Canopy is a 2 player card game designed by Tim Eisner (The Grimm Forest, The Grimm Masquerade, Wonderland’s War, Tidal Blades) and beautifully illustrated by Vincent Dutrait where players will be competing to produce the most plentiful rainforest filled with trees, plants and wildlife while hoping to avoid certain disasters like Fire, Disease and Drought.
Beneath the Canopy
The two primary mechanics in Canopy are card drafting and set collection with some really fun push your luck involved as well. The game has some really neat thematic card play which is brought to life by the wonderful artwork on the cards. 112 rainforest cards minus 10 random cards to be removed back to the box will be evenly split into 3 seasons. Those 3 seasons represent 3 rounds of the game. Each season will be played through its entirety of all 34 cards and these cards will be set into New Growth piles of 1, 2 and 3 cards at a time.
On your turn you will be picking up and examining each of the new growth piles one at a time in order from 1 to 3. If you pick up a pile and you like what you see you are free to take it, if you choose not to, you can put the cards back down and move on to the next growth pile, however before you do, you must add a card to the growth pile from the current Season deck. This is going to possibly make that growth pile you just passed up a little more lucrative for the next player to look at it. Be very careful though, the next pile you look at may be worse and you are going to have to take something. If you should push your way through by examining all 3 new growth piles without opting to take any of the piles, you must then take the top card from the current season deck blindly, the you are stuck putting that card into your tableau.
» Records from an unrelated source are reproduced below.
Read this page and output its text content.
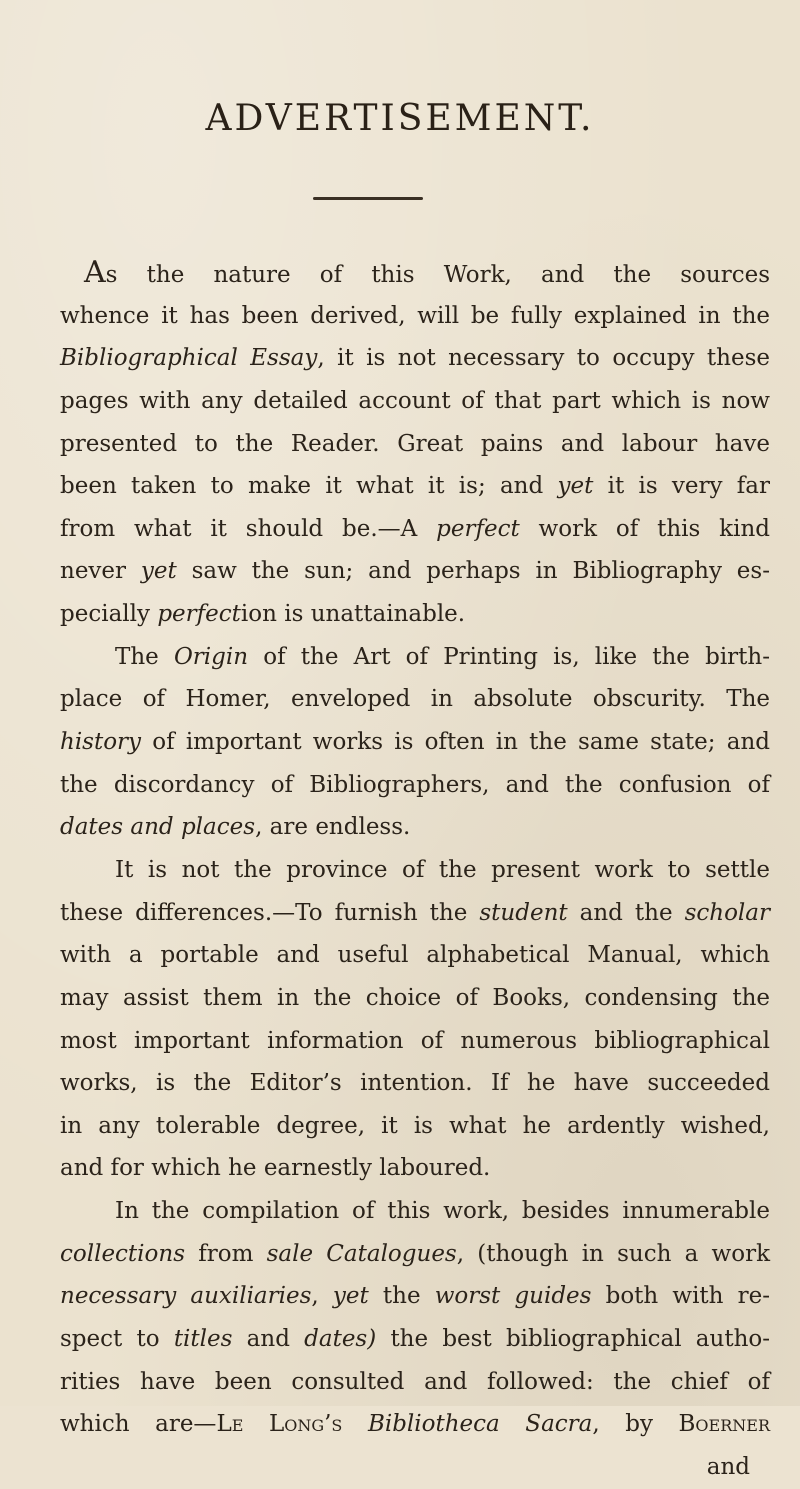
ADVERTISEMENT.
As the nature of this Work, and the sources
whence it has been derived, will be fully explained in the
Bibliographical Essay, it is not necessary to occupy these
pages with any detailed account of that part which is now
presented to the Reader. Great pains and labour have
been taken to make it what it is; and yet it is very far
from what it should be.—A perfect work of this kind
never yet saw the sun; and perhaps in Bibliography es-
pecially perfection is unattainable.
The Origin of the Art of Printing is, like the birth-
place of Homer, enveloped in absolute obscurity. The
history of important works is often in the same state; and
the discordancy of Bibliographers, and the confusion of
dates and places, are endless.
It is not the province of the present work to settle
these differences.—To furnish the student and the scholar
with a portable and useful alphabetical Manual, which
may assist them in the choice of Books, condensing the
most important information of numerous bibliographical
works, is the Editor’s intention. If he have succeeded
in any tolerable degree, it is what he ardently wished,
and for which he earnestly laboured.
In the compilation of this work, besides innumerable
collections from sale Catalogues, (though in such a work
necessary auxiliaries, yet the worst guides both with re-
spect to titles and dates) the best bibliographical autho-
rities have been consulted and followed: the chief of
which are—Le Long’s Bibliotheca Sacra, by Boerner
and
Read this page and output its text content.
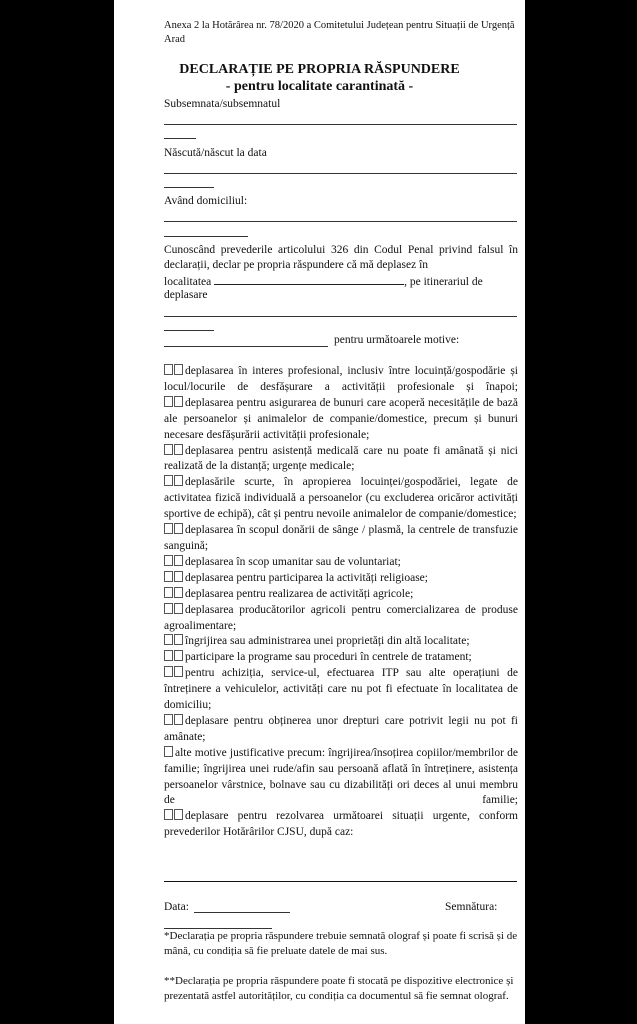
Anexa 2 la Hotărârea nr. 78/2020 a Comitetului Județean pentru Situații de Urgență Arad

DECLARAȚIE PE PROPRIA RĂSPUNDERE

- pentru localitate carantinată -

Subsemnata/subsemnatul

Născută/născut la data

Având domiciliul:

Cunoscând prevederile articolului 326 din Codul Penal privind falsul în declarații, declar pe propria răspundere că mă deplasez în

localitatea	, pe itinerariul de

deplasare

pentru următoarele motive:

deplasarea în interes profesional, inclusiv între locuință/gospodărie și locul/locurile de desfășurare a activității profesionale și înapoi;
deplasarea pentru asigurarea de bunuri care acoperă necesitățile de bază ale persoanelor și animalelor de companie/domestice, precum și bunuri necesare desfășurării activității profesionale;
deplasarea pentru asistență medicală care nu poate fi amânată și nici realizată de la distanță; urgențe medicale;
deplasările scurte, în apropierea locuinței/gospodăriei, legate de activitatea fizică individuală a persoanelor (cu excluderea oricăror activități sportive de echipă), cât și pentru nevoile animalelor de companie/domestice;
deplasarea în scopul donării de sânge / plasmă, la centrele de transfuzie sanguină;
deplasarea în scop umanitar sau de voluntariat;
deplasarea pentru participarea la activități religioase;
deplasarea pentru realizarea de activități agricole;
deplasarea producătorilor agricoli pentru comercializarea de produse agroalimentare;
îngrijirea sau administrarea unei proprietăți din altă localitate;
participare la programe sau proceduri în centrele de tratament;
pentru achiziția, service-ul, efectuarea ITP sau alte operațiuni de întreținere a vehiculelor, activități care nu pot fi efectuate în localitatea de domiciliu;
deplasare pentru obținerea unor drepturi care potrivit legii nu pot fi amânate;
alte motive justificative precum: îngrijirea/însoțirea copiilor/membrilor de familie; îngrijirea unei rude/afin sau persoană aflată în întreținere, asistența persoanelor vârstnice, bolnave sau cu dizabilități ori deces al unui membru de familie;
deplasare pentru rezolvarea următoarei situații urgente, conform prevederilor Hotărârilor CJSU, după caz:

Data:	Semnătura:

*Declarația pe propria răspundere trebuie semnată olograf și poate fi scrisă și de mână, cu condiția să fie preluate datele de mai sus.

**Declarația pe propria răspundere poate fi stocată pe dispozitive electronice și prezentată astfel autorităților, cu condiția ca documentul să fie semnat olograf.
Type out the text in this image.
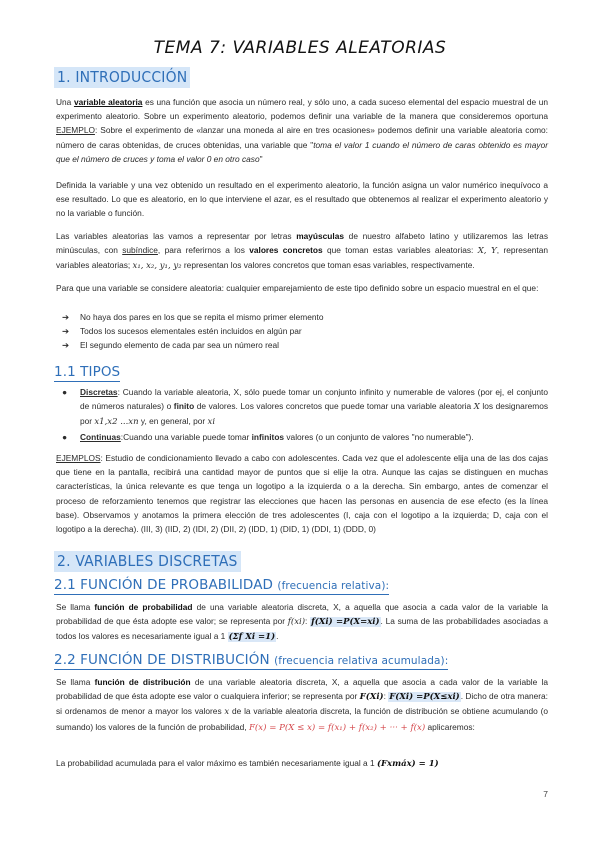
TEMA 7: VARIABLES ALEATORIAS
1. INTRODUCCIÓN
Una variable aleatoria es una función que asocia un número real, y sólo uno, a cada suceso elemental del espacio muestral de un experimento aleatorio. Sobre un experimento aleatorio, podemos definir una variable de la manera que consideremos oportuna EJEMPLO: Sobre el experimento de «lanzar una moneda al aire en tres ocasiones» podemos definir una variable aleatoria como: número de caras obtenidas, de cruces obtenidas, una variable que "toma el valor 1 cuando el número de caras obtenido es mayor que el número de cruces y toma el valor 0 en otro caso"
Definida la variable y una vez obtenido un resultado en el experimento aleatorio, la función asigna un valor numérico inequívoco a ese resultado. Lo que es aleatorio, en lo que interviene el azar, es el resultado que obtenemos al realizar el experimento aleatorio y no la variable o función.
Las variables aleatorias las vamos a representar por letras mayúsculas de nuestro alfabeto latino y utilizaremos las letras minúsculas, con subíndice, para referirnos a los valores concretos que toman estas variables aleatorias: X, Y, representan variables aleatorias; x₁, x₂, y₁, y₂ representan los valores concretos que toman esas variables, respectivamente.
Para que una variable se considere aleatoria: cualquier emparejamiento de este tipo definido sobre un espacio muestral en el que:
➔ No haya dos pares en los que se repita el mismo primer elemento
➔ Todos los sucesos elementales estén incluidos en algún par
➔ El segundo elemento de cada par sea un número real
1.1 TIPOS
● Discretas: Cuando la variable aleatoria, X, sólo puede tomar un conjunto infinito y numerable de valores (por ej, el conjunto de números naturales) o finito de valores. Los valores concretos que puede tomar una variable aleatoria X los designaremos por x1,x2 ...xn y, en general, por xi
● Continuas:Cuando una variable puede tomar infinitos valores (o un conjunto de valores "no numerable").
EJEMPLOS: Estudio de condicionamiento llevado a cabo con adolescentes. Cada vez que el adolescente elija una de las dos cajas que tiene en la pantalla, recibirá una cantidad mayor de puntos que si elije la otra. Aunque las cajas se distinguen en muchas características, la única relevante es que tenga un logotipo a la izquierda o a la derecha. Sin embargo, antes de comenzar el proceso de reforzamiento tenemos que registrar las elecciones que hacen las personas en ausencia de ese efecto (es la línea base). Observamos y anotamos la primera elección de tres adolescentes (I, caja con el logotipo a la izquierda; D, caja con el logotipo a la derecha). (III, 3) (IID, 2) (IDI, 2) (DII, 2) (IDD, 1) (DID, 1) (DDI, 1) (DDD, 0)
2. VARIABLES DISCRETAS
2.1 FUNCIÓN DE PROBABILIDAD (frecuencia relativa):
Se llama función de probabilidad de una variable aleatoria discreta, X, a aquella que asocia a cada valor de la variable la probabilidad de que ésta adopte ese valor; se representa por f(xi): f(Xi) =P(X=xi). La suma de las probabilidades asociadas a todos los valores es necesariamente igual a 1 (Σf Xi =1).
2.2 FUNCIÓN DE DISTRIBUCIÓN (frecuencia relativa acumulada):
Se llama función de distribución de una variable aleatoria discreta, X, a aquella que asocia a cada valor de la variable la probabilidad de que ésta adopte ese valor o cualquiera inferior; se representa por F(Xi): F(Xi) =P(X≤xi). Dicho de otra manera: si ordenamos de menor a mayor los valores x de la variable aleatoria discreta, la función de distribución se obtiene acumulando (o sumando) los valores de la función de probabilidad, F(x) = P(X ≤ x) = f(x₁) + f(x₂) + ··· + f(x) aplicaremos:
La probabilidad acumulada para el valor máximo es también necesariamente igual a 1 (Fxmáx) = 1)
7
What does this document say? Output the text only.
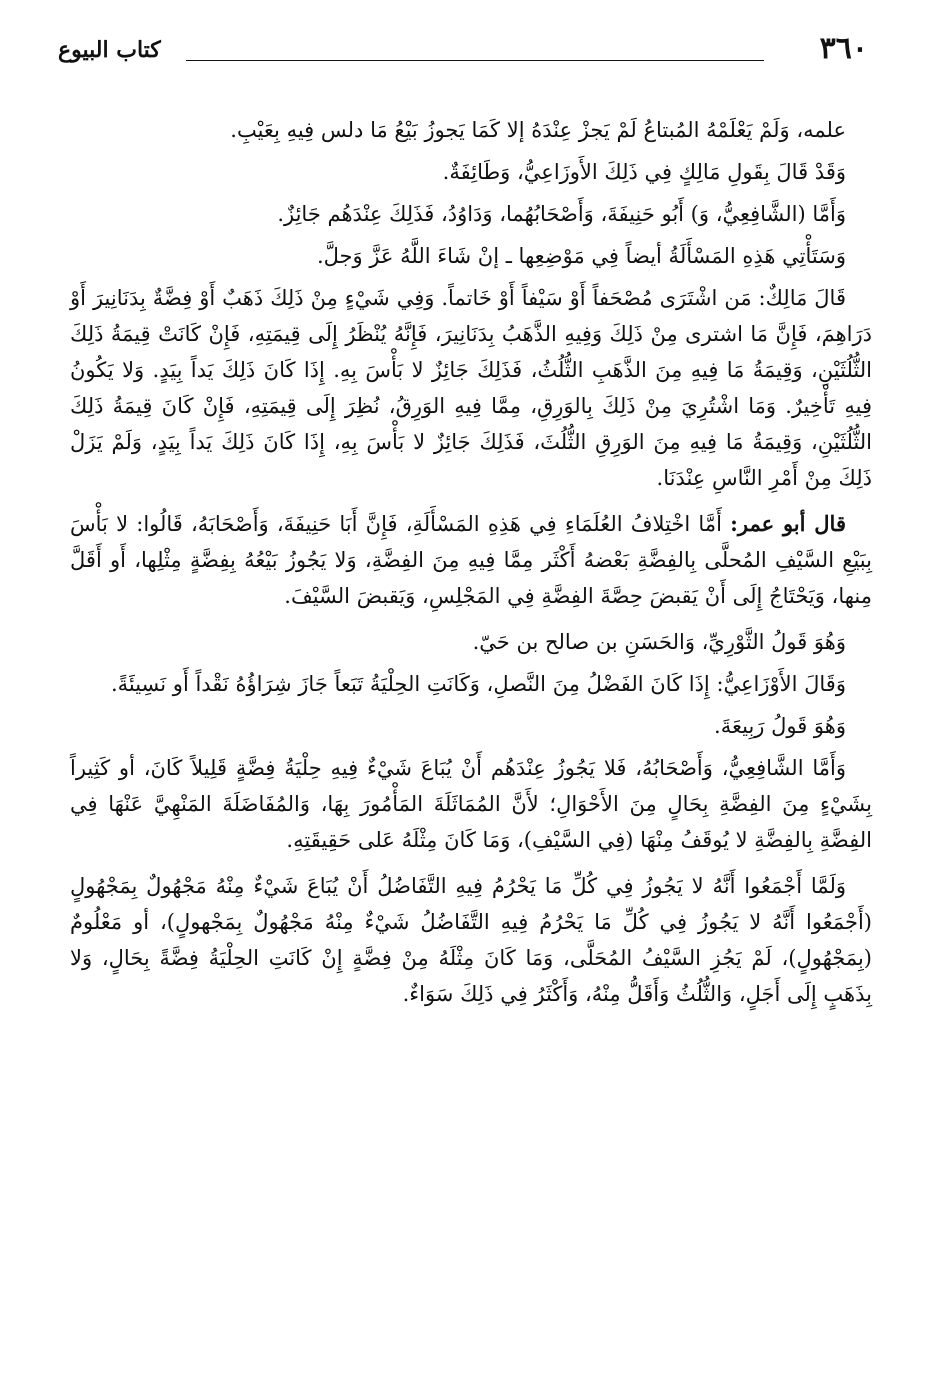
٣٦٠
كتاب البيوع

علمه، وَلَمْ يَعْلَمْهُ المُبتاعُ لَمْ يَجزْ عِنْدَهُ إلا كَمَا يَجوزُ بَيْعُ مَا دلس فِيهِ بِعَيْبِ.

وَقَدْ قَالَ بِقَولِ مَالِكٍ فِي ذَلِكَ الأَوزَاعِيُّ، وَطَائِفَةٌ.

وَأَمَّا (الشَّافِعِيُّ، وَ) أَبُو حَنِيفَةَ، وَأَصْحَابُهُما، وَدَاوُدُ، فَذَلِكَ عِنْدَهُم جَائِزٌ.

وَسَتَأْتِي هَذِهِ المَسْأَلَةُ أيضاً فِي مَوْضِعِها ـ إنْ شَاءَ اللَّهُ عَزَّ وَجلَّ.

قَالَ مَالِكٌ: مَن اشْتَرَى مُصْحَفاً أَوْ سَيْفاً أَوْ خَاتماً. وَفِي شَيْءٍ مِنْ ذَلِكَ ذَهَبٌ أَوْ فِضَّةٌ بِدَنَانِيرَ أَوْ دَرَاهِمَ، فَإِنَّ مَا اشترى مِنْ ذَلِكَ وَفِيهِ الذَّهَبُ بِدَنَانِيرَ، فَإِنَّهُ يُنْظَرُ إِلَى قِيمَتِهِ، فَإِنْ كَانَتْ قِيمَةُ ذَلِكَ الثُّلُثَيْنِ، وَقِيمَةُ مَا فِيهِ مِنَ الذَّهَبِ الثُّلُثُ، فَذَلِكَ جَائِزٌ لا بَأْسَ بِهِ. إِذَا كَانَ ذَلِكَ يَداً بِيَدٍ. وَلا يَكُونُ فِيهِ تَأْخِيرٌ. وَمَا اشْتُرِيَ مِنْ ذَلِكَ بِالوَرِقِ، مِمَّا فِيهِ الوَرِقُ، نُظِرَ إِلَى قِيمَتِهِ، فَإِنْ كَانَ قِيمَةُ ذَلِكَ الثُّلُثَيْنِ، وَقِيمَةُ مَا فِيهِ مِنَ الوَرِقِ الثُّلُثَ، فَذَلِكَ جَائِزٌ لا بَأْسَ بِهِ، إِذَا كَانَ ذَلِكَ يَداً بِيَدٍ، وَلَمْ يَزَلْ ذَلِكَ مِنْ أَمْرِ النَّاسِ عِنْدَنَا.

قال أبو عمر: أَمَّا اخْتِلافُ العُلَمَاءِ فِي هَذِهِ المَسْأَلَةِ، فَإِنَّ أَبَا حَنِيفَةَ، وَأَصْحَابَهُ، قَالُوا: لا بَأْسَ بِبَيْعِ السَّيْفِ المُحلَّى بِالفِضَّةِ بَعْضهُ أَكْثَر مِمَّا فِيهِ مِنَ الفِضَّةِ، وَلا يَجُوزُ بَيْعُهُ بِفِضَّةٍ مِثْلِها، أَو أَقَلَّ مِنها، وَيَحْتَاجُ إِلَى أَنْ يَقبضَ حِصَّةَ الفِضَّةِ فِي المَجْلِسِ، وَيَقبضَ السَّيْفَ.

وَهُوَ قَولُ الثَّوْرِيِّ، وَالحَسَنِ بن صالح بن حَيّ.

وَقَالَ الأَوْزَاعِيُّ: إِذَا كَانَ الفَضْلُ مِنَ النَّصلِ، وَكَانَتِ الحِلْيَةُ تَبَعاً جَازَ شِرَاؤُهُ نَقْداً أَو نَسِيئَةً.

وَهُوَ قَولُ رَبِيعَةَ.

وَأَمَّا الشَّافِعِيُّ، وَأَصْحَابُهُ، فَلا يَجُوزُ عِنْدَهُم أَنْ يُبَاعَ شَيْءٌ فِيهِ حِلْيَةُ فِضَّةٍ قَلِيلاً كَانَ، أو كَثِيراً بِشَيْءٍ مِنَ الفِضَّةِ بِحَالٍ مِنَ الأَحْوَالِ؛ لأَنَّ المُمَاثَلَةَ المَأْمُورَ بِهَا، وَالمُفَاضَلَةَ المَنْهِيَّ عَنْهَا فِي الفِضَّةِ بِالفِضَّةِ لا يُوقَفُ مِنْهَا (فِي السَّيْفِ)، وَمَا كَانَ مِثْلَهُ عَلى حَقِيقَتِهِ.

وَلَمَّا أَجْمَعُوا أَنَّهُ لا يَجُوزُ فِي كُلِّ مَا يَحْرُمُ فِيهِ التَّفَاضُلُ أَنْ يُبَاعَ شَيْءٌ مِنْهُ مَجْهُولٌ بِمَجْهُولٍ (أَجْمَعُوا أَنَّهُ لا يَجُوزُ فِي كُلِّ مَا يَحْرُمُ فِيهِ التَّفَاضُلُ شَيْءٌ مِنْهُ مَجْهُولٌ بِمَجْهولٍ)، أو مَعْلُومٌ (بِمَجْهُولٍ)، لَمْ يَجُزِ السَّيْفُ المُحَلَّى، وَمَا كَانَ مِثْلَهُ مِنْ فِضَّةٍ إِنْ كَانَتِ الحِلْيَةُ فِضَّةً بِحَالٍ، وَلا بِذَهَبٍ إِلَى أَجَلٍ، وَالثُّلُثُ وَأَقَلُّ مِنْهُ، وَأَكْثَرُ فِي ذَلِكَ سَوَاءٌ.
You will be set collecting things that will give you victory points at the end of each season such as plants, and weather and trees, but the wildlife you collect will be scored at the end of the game. Seed cards will let you draw cards at the end of the round from a Seed deck and for every Fire card you have you can draw an additional card.
I love this theme of the fire expediting new growth as in true to life form where fire is a natural way of the forest to rid itself of dead plant matter an enrich the soil with the decomposing matter. Sorry, I went super nerd for a second there. If you collect too much fire however, you will lose some wildlife from your collection and you may have to a kinkajou or a sloth run away, and have you ever seen a sloth run? No? I was hoping you might have a video clip I could watch.
Trees! You can’t have a rainforest without trees. You will be collecting tree cards as they will be shuffled throughout the season decks as well. There are two types of tree cards, tops and trunks. Ideally you want to score as many victory points as you can for a tree by collecting and laying trunks on top of one another. You may also start new trees as well with trunks as they each contain a base on the card. Laying the trunk cards behind your initial base trunk will help your tree grow higher and higher, by the way there are interim bonus points for tallest tree each at the end of each season. But, if you happen to take a pile from the new growth section and it includes a top, you must cap off one of your trees and complete it. This mechanic brings in another layer of strategy and might cause one to pass up a lucrative pile of cards to avoid topping a tree and capping its growth. These are decisions you will have to weigh during gameplay.
At the end of the game you will perform the end of season scoring for seeds, fire and disease, trees, plants and weather. You will then additionally score any wildlife you were able to collect in your forest with the scoring being on the card and most having their own unique scoring element. After all of that the player with the largest forest, most completed trees is also awarded an additional end game bonus. The more trees and wildlife in your forest the better.
Canopy is very well designed, quick to learn, quick to play competitive card game for 2 players. I love the unique rainforest theme, this is a theme that I don’t have much of in my own collection, so this is super refreshing. Check out their Kickstarter which is launching on June 23rd, 2020.
Tim Eisner provided us with a prototype copy of Canopy prior to their Kickstarter campaign. This in no way influenced our opinion of the game. Previews are a glimpse into an upcoming game with the pros and cons that we experienced prior to production of the game.